Adapted from

"The California Avocado Industry"
By Robert W. Hodgson

The first reference to the introduction of the avocado into California appears in the Report of the Visiting Committee of the California State Agricultural Society in 1856. According to this report, an avocado tree was imported from Nicaragua, along with other fruit plants, by a Dr. Thomas J. White who lived near Los Angeles. Not until 1871, however, was the avocado definitely established, through the introduction of three trees by Judge R. B. Ord of Santa Barbara. Two of these three trees bore fruit for many years in Santa Barbara, and served to create interest in further plantings. In the years following its introduction by Judge Ord, many trees were planted. Some were imported from Mexico and the countries of Central America; others were started from the seeds of the many fruits brought into California by travelers.

Turn of the Century
In the early 1890's, Juan Murrieta of Los Angeles became interested in the avocado and imported a considerable quantity of thick-skinned fruit from Atlixco, Mexico.
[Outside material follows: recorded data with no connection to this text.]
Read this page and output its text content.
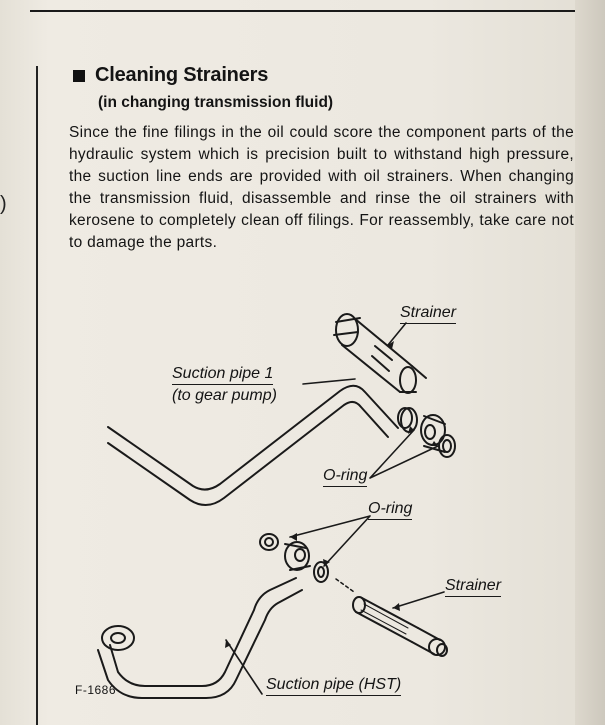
)
Cleaning Strainers
(in changing transmission fluid)
Since the fine filings in the oil could score the component parts of the hydraulic system which is precision built to withstand high pressure, the suction line ends are provided with oil strainers. When changing the transmission fluid, disassemble and rinse the oil strainers with kerosene to completely clean off filings. For reassembly, take care not to damage the parts.
Strainer
Suction pipe 1
(to gear pump)
O-ring
O-ring
Strainer
Suction pipe (HST)
F-1686
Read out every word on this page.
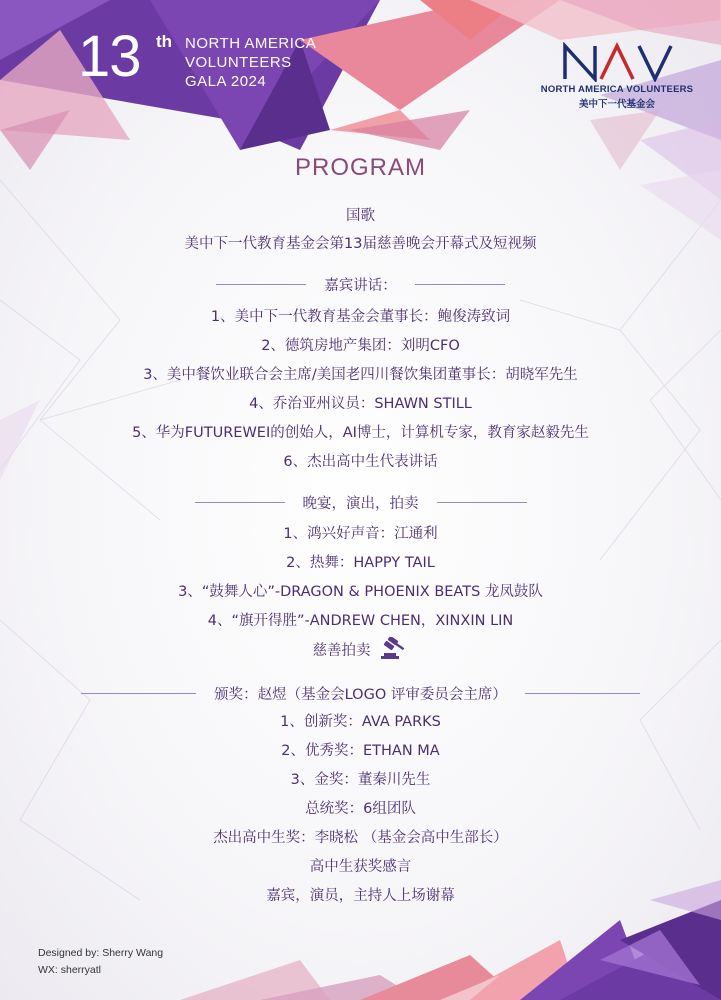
13 th NORTH AMERICA
VOLUNTEERS
GALA 2024	NORTH AMERICA VOLUNTEERS
美中下一代基金会
PROGRAM
国歌
美中下一代教育基金会第13届慈善晚会开幕式及短视频
嘉宾讲话：
1、美中下一代教育基金会董事长：鲍俊涛致词
2、德筑房地产集团：刘明CFO
3、美中餐饮业联合会主席/美国老四川餐饮集团董事长：胡晓军先生
4、乔治亚州议员：SHAWN STILL
5、华为FUTUREWEI的创始人，AI博士，计算机专家，教育家赵毅先生
6、杰出高中生代表讲话
晚宴，演出，拍卖
1、鸿兴好声音：江通利
2、热舞：HAPPY TAIL
3、“鼓舞人心”-DRAGON & PHOENIX BEATS 龙凤鼓队
4、“旗开得胜”-ANDREW CHEN，XINXIN LIN
慈善拍卖
颁奖：赵煜（基金会LOGO 评审委员会主席）
1、创新奖：AVA PARKS
2、优秀奖：ETHAN MA
3、金奖：董秦川先生
总统奖：6组团队
杰出高中生奖：李晓松 （基金会高中生部长）
高中生获奖感言
嘉宾，演员，主持人上场谢幕
Designed by: Sherry Wang
WX: sherryatl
He distributed some of the seeds of these fruits among his friends and planted the others, himself. From this group of seedling trees came a number of the varieties that first attracted attention as promising commercial fruits. These include the Royal, Walker, Challenge, Dickey, Blakeman, Sharpless, Colorado, and Murrieta. None of these varieties are currently grown commercially. These early plantings stimulated interest in the commercial possibilities of the avocado, and numerous experimental plantings were made in the first decade of the 1900's.

Early 1900's
Starting around 1910, growers began to emphasize the commercial aspects of avocado culture. Instead of relying on chance seedlings, nurserymen undertook the exploration of the avocado districts in Mexico and Guatemala. F.O. Popenoe and T.U. Barber, of the West India Gardens, Altadena, were pioneers in this field, and during 1911-1912 brought in budwood of many varieties from the best districts of Mexico. Of these, Fuerte and Puebla proved to have special merit. E.E. Knight, of Yorba Linda, a resident for many years of Central America, also brought in budwood of superior varieties from Guatemala, of which Queen and Linda proved to be the most promising.